Table row to variable loop speed drops

Tseraga · February 9, 2021, 7:28am

Hi ,
i been working on something for a friend but i ran in to something odd.
the speed of the loop decline exponentially with the no of data row input.
i tested with 10k row as a sample and the speed was fine.
However when i put the full set of data in ( 1 million row) , the processing speed seem to have drop significantly.
is it a hardware issue or some other issue i have overlooked?

Thanks

the workflow is as follow

the aim of the flow is to sort row of data by a unique set of 4 criteria and count how many of such row there is and write it down in a csv file
Eg Tom apple 3 usa and tom apple 5 usa | is 2 different unique set of criteria

ipazin · February 9, 2021, 12:18pm

Hello @Tseraga,

well if you are running a 1 million iteration loop it should take a while. And why are you using Variable Condition Loop End in combination with Table Row To Variable Loop Start node? You are not processing all rows or? Maybe better way is to use Group Loop Start node for your use case? First impression is you could use speed it up with different design. Can you share your input file (if confidential small dummy works just fine) and desired output?

Br,
Ivan

qqilihq · February 9, 2021, 1:10pm

Hi @Tseraga,

I cannot help, but I can definitely confirm this behavior – I made these experiences as well (with any kind of loop node types). In case of larger tables, the loop execution time never seemed linear, but continuously slowed / dropped during execution (in other words: first iterations are quick, but become slower and slower with more iterations).

– Philipp

Iris · February 9, 2021, 2:22pm

That used to be a problem with our loop nodes, however we fixed this. Now the time is constant if the data is not increasing over time. e.g. if with each iteration more data is processed, the iteration gets slower.

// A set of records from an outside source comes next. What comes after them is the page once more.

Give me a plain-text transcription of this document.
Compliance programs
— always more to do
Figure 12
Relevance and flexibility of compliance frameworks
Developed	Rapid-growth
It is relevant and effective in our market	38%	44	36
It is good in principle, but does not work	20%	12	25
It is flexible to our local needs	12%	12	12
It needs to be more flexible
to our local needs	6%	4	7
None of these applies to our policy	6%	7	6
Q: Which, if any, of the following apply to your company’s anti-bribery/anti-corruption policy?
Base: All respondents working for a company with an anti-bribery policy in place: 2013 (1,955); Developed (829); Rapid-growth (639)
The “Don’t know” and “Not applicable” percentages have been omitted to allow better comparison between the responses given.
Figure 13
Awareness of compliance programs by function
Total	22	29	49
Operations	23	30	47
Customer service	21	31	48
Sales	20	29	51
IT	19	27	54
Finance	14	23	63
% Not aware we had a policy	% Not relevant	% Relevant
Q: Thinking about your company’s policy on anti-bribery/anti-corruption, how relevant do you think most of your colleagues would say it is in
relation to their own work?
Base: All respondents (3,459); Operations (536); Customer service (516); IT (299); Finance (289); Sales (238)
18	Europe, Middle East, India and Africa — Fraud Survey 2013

I made a small workflow which I used to test this:

Tseraga · February 9, 2021, 5:08pm

Hello @ipazin
I was mainly using variable loop for some other dataset which is a lot smaller and was not aware of the group loop node. (since the variable loop node work and speed was not a concern)

Either case , i tried your suggestion and it seem to work a lot faster and was able to finish in less then 10 min, compare to the several hours before . Thank you for the suggestion

P.S: it about 1 million data row but about 80,000 iteration.

Hello @Iris
this is interesting , i will take a look when i have the time
Thanks

ipazin · February 10, 2021, 10:52am

Hello @Tseraga,

nice speed increase

Couple of more tips:

flow variables are available to all downstream nodes regardless of connection type (meaning you don’t need to pull 4 flow variable connection to each Row Filter node)
instead of 4 Row Filter nodes maybe you can have only one node. Rule-based Row Filter or Row Filter (Labs) node might do the trick
Joiner (Labs) node should be faster than Joiner node

Br,
Ivan

system · February 17, 2021, 10:53am

This topic was automatically closed 7 days after the last reply. New replies are no longer allowed.